Decisions have consequences. If the Government thinks it’s keeping a fiscal problem at bay by refusing to move closer to meeting teachers’ pay demands, it will have a much worse problem before this year is out: more classrooms without teachers.
The teacher shortage is now so acute, some principals predict they’ll soon have to park students in assembly halls for some periods. Whole subjects are already going untaught in some schools because of a growing international shortage of qualified teachers in key subjects. This will be catastrophic for the “smart economy”. More immediately, it will feed what the Ministry of Education now acknowledges is an urgent, intractable problem: truancy. Already, an alarming 4.5% of school children miss so much school their future options and well-being are severely restricted.
The teacher shortage will not be addressed, as the Government hopes, by funding “extra teacher placements” and luring ex-teachers back with refresher courses. The crisis is growing primarily because, between 2010 and 2016, 40% fewer new people were attracted to the profession and existing teachers are leaving,
their pay inadequate for the increasingly challenging role they play. Other countries, including Australia and Britain, also have chronic shortages, and our teacher salaries are too low to attract them as migrants anyway. We will simply have to pay to bolster the profession. The risk of flow-on wage pressures in the economy pales beside that of a poorly educated future New Zealand.
Highlighting teacher desperation was Fraser High School principal Virginia Crawford’s shock-tactic attempt to dissuade her students from wagging school. Her teachers have to drive around to pick up truants – not their job – and are losing the battle, with a former staff member claiming up to 100 students a day are wagging. Crawford told students what dismal statistics awaited truants, and she was largely correct. Lack of educational attainment is a reliable predictor of low pay or unemployment, which in turn often contributes to poor nutrition and health, and the temptation of drugs, booze and/or crime. High illiteracy statistics among prison inmates are not coincidental. Crawford included coded references to the vulnerability of truants to gang recruitment and other sorts of predation. Where she went too far was in linking truancy to domestic violence, rape and suicide. These are fates people in any walk of life mayface. Such “tough love” tactics seldom, of course, change behaviour, which is why the ministry is urgently exploring more positive truancy-reduction measures.

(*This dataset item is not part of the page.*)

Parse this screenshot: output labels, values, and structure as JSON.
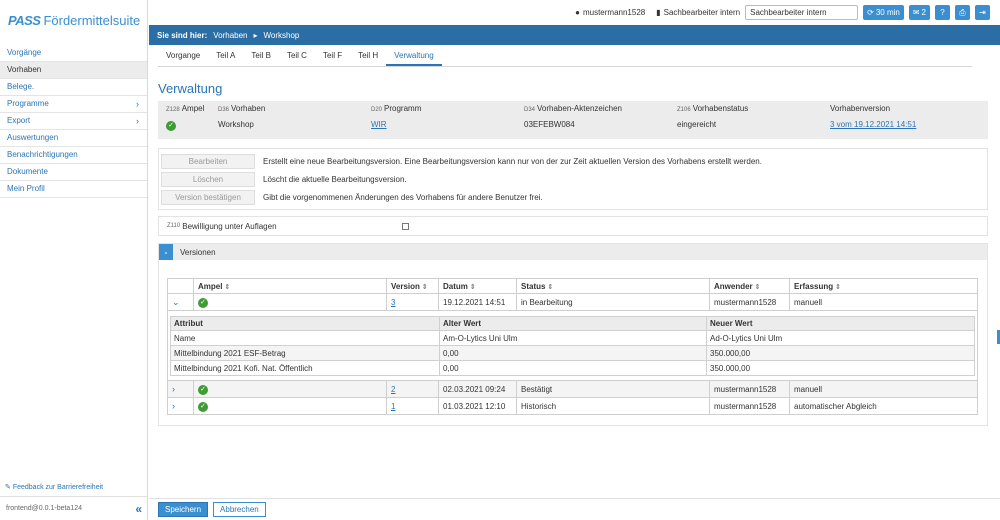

But some of the public rebuttal of Crawford’s message suggested truancy was a harmless lark. Let’s get real. New Zealand’s truancy rate is worsening, according to the OECD – not a sign of our youngsters’ superior spirits. Again, decisions have consequences. To tell youngsters who regularly skip school that they can catch up later or go back and get qualifications when they’re older is so misleading as to be cruel. For most, school is a one-time chance to maximise life’s options and acquire the skills to be a lifelong learner. The time and financial hurdles in getting qualifications later are enormous.
Truancy, confoundingly, has many factors, as teachers well know. They deal with it all: from kids with troubled and transient home lives through to kids who simply can’t stay awake because of too much sleepdisruptive social media screen time. Hunger is, thankfully, no longer the barrier it once was, as most schools now have “breakfast clubs” – often run by, yes, teachers. The complaint that schools fail to engage kids is spurious. Computer technology, art, kapa haka, drama, fashion, sport – today’s schools offer immensely student-friendly fare. The ministry’s tentative suggestion that “fun” subjects be scheduled first thing and after lunch prompted a reminder from principals that schools are not entertainment venues, even if such schedules were possible in colleges. To reading, writing, science and maths, it’s important to add self-discipline, concentration and the resilience to endure being a bit bored – all necessary skills for work and life.
We expect teachers to do much heavy lifting in our children’s life-skills development, and to engage students with physical and mental-health challenges, and those with families often too distracted by their own overwhelming issues to foster their children’s learning. But if we don’t reward teachers sufficiently, they too will avoid school, and children will be all the poorer for it.